A battery with 10 times the storage of the one powering your phone would see a return to the days of weekly phone charging. Meanwhile, other scientists are working to solve that other great problem of the modern battery – the time it takes to recharge. Gerbrand Ceder at the Massachusetts Institute of Technology (MIT) has been looking at improving the way the lithium ions themselves move through batteries – the faster they "swim", the more quickly they charge the battery. Ceder and his team manipulated the materials inside batteries to make the ions' passage smoother and watched as they travelled at incredible speeds.

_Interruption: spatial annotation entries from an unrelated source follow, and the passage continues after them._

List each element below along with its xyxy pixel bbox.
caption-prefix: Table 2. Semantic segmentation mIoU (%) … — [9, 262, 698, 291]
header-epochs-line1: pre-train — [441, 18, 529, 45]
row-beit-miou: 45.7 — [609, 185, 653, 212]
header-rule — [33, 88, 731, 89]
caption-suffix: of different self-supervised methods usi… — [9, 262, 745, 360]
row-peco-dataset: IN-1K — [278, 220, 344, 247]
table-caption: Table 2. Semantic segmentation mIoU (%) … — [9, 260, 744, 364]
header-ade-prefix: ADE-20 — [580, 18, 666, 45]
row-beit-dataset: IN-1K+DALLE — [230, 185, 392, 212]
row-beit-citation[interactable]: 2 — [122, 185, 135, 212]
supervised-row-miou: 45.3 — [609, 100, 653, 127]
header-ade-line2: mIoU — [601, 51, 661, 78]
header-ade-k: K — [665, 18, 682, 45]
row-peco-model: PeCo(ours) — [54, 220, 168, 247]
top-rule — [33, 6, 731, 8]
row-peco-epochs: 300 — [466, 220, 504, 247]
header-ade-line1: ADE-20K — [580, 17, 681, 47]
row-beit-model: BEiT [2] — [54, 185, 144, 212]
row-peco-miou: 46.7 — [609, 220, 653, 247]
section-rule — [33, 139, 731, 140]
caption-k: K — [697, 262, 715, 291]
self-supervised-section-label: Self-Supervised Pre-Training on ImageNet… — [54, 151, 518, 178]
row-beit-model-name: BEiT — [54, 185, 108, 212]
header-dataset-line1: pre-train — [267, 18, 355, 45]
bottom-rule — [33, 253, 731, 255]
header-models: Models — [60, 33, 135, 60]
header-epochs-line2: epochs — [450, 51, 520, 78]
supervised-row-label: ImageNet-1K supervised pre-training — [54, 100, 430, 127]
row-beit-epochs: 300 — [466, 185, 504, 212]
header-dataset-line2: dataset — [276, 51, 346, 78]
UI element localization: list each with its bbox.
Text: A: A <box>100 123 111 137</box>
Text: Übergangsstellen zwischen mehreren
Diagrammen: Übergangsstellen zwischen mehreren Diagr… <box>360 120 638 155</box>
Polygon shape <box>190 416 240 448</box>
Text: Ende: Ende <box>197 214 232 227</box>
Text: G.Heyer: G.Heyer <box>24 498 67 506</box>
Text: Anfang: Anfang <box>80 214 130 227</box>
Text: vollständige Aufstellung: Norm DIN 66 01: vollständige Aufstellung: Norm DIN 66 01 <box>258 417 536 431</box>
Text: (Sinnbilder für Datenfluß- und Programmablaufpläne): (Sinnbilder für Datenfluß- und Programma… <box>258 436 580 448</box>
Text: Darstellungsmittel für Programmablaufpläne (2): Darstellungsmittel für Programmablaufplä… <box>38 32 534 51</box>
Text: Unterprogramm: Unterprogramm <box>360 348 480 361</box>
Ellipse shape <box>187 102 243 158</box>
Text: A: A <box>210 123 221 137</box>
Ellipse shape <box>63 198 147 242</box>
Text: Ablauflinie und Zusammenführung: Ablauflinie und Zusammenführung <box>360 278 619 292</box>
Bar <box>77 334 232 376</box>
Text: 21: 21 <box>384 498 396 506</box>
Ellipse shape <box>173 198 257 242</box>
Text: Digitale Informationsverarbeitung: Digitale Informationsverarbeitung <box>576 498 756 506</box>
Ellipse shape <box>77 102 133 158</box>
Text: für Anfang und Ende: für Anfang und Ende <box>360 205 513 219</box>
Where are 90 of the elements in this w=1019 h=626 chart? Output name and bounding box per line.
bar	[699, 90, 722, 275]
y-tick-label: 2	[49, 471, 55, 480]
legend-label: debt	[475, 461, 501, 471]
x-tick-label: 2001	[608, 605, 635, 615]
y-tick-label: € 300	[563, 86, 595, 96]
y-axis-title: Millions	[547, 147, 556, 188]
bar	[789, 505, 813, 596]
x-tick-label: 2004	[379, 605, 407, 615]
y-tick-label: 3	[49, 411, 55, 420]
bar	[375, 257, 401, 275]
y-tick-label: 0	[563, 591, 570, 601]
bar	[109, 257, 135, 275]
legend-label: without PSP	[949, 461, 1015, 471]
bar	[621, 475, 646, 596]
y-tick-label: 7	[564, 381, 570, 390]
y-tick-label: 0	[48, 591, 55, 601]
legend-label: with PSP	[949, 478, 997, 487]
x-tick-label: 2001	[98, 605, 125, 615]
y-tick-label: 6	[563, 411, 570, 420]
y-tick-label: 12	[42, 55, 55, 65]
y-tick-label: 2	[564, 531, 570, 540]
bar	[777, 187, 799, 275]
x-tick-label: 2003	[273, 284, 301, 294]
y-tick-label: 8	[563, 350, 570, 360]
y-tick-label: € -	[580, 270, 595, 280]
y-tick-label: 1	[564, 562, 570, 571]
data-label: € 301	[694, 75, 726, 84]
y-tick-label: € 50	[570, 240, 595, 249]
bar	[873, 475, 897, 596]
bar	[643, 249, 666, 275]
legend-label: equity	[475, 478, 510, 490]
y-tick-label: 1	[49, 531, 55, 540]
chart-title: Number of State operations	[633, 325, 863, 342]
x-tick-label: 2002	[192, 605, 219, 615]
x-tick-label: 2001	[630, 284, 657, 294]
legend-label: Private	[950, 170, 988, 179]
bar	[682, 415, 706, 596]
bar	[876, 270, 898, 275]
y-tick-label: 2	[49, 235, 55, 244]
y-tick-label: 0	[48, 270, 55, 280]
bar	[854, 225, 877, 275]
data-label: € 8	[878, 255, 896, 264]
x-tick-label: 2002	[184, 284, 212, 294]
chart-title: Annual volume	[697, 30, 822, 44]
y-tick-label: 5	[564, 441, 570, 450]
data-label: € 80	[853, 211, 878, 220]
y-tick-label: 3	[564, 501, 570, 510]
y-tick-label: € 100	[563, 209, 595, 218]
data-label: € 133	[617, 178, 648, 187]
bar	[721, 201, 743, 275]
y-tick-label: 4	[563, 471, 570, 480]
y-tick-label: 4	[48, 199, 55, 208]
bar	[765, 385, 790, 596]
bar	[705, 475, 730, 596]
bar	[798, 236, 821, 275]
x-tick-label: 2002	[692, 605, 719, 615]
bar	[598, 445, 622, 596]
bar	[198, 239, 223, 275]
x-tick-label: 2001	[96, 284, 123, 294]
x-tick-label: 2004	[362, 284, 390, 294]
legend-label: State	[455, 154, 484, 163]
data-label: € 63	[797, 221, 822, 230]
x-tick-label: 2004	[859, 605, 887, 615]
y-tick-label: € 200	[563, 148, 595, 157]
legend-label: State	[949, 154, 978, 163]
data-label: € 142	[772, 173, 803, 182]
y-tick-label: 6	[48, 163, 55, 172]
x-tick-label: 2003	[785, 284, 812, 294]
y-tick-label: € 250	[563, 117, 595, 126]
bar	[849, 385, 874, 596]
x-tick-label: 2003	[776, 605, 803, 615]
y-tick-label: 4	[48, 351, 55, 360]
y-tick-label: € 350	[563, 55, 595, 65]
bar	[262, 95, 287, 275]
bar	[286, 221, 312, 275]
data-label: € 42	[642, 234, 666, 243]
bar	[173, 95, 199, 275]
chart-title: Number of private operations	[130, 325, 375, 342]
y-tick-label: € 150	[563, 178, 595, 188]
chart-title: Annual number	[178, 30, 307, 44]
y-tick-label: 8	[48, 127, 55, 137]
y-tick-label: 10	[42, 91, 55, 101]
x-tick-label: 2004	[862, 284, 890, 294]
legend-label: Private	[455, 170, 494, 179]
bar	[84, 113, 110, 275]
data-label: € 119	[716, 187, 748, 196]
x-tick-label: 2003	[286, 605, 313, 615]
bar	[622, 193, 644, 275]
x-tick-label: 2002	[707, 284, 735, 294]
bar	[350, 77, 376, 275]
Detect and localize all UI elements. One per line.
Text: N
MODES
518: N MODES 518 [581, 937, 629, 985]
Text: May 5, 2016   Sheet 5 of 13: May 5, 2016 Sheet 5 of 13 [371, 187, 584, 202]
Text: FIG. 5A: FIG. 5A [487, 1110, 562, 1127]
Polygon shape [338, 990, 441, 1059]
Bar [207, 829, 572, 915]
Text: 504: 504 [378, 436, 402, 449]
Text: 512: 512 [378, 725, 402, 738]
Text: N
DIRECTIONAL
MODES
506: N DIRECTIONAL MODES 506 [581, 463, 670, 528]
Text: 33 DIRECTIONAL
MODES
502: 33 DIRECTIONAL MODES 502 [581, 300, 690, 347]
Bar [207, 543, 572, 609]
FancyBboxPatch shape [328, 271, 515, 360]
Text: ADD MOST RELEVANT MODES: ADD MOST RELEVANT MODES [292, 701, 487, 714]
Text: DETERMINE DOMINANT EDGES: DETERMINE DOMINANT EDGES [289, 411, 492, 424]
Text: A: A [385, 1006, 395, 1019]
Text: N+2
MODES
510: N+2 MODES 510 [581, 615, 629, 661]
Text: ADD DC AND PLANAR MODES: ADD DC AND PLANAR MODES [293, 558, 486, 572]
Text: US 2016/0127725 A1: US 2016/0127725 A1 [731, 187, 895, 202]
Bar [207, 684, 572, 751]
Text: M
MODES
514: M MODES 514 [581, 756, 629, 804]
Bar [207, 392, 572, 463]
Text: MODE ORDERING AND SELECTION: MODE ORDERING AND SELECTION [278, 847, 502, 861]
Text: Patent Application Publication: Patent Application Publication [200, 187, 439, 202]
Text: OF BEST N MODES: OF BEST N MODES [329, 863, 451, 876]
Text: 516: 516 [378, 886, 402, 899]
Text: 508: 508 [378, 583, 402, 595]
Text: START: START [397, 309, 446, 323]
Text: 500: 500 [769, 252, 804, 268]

Ceder estimates that a prototype battery made using the process could be charged not in hours or even minutes but seconds. "If we could cut charging time from, say, two hours to one hour, you would probably still do it overnight," he says. "But if it's one minute, you would stand by and wait – it would be like filling your car or getting a cup of coffee."
Ceder has also worked with a team that has used genetically-engineered viruses to build the positively and negatively charged ends of a lithium-ion battery. The new batteries would be more flexible and efficient than existing technology but, like MIT's fast-charging battery and Bruce's Stair cell, they are very much on the laboratory drawing board.
It's a measure of both the greatness of the modern battery and the challenges faced by developers that, as Whittingham puts it (perhaps with a degree of pride): "For the next five years at least it's just lithium." In the meantime, manufacturers are racing to launch energy-efficient screens and hardware that place less demand on batteries. But with so much riding on the next big breakthrough, it's only a matter of time before we get batteries fit to power the next generation of gadgets and cars. For those of us increasingly shackled to our phone chargers, that time can't come soon enough.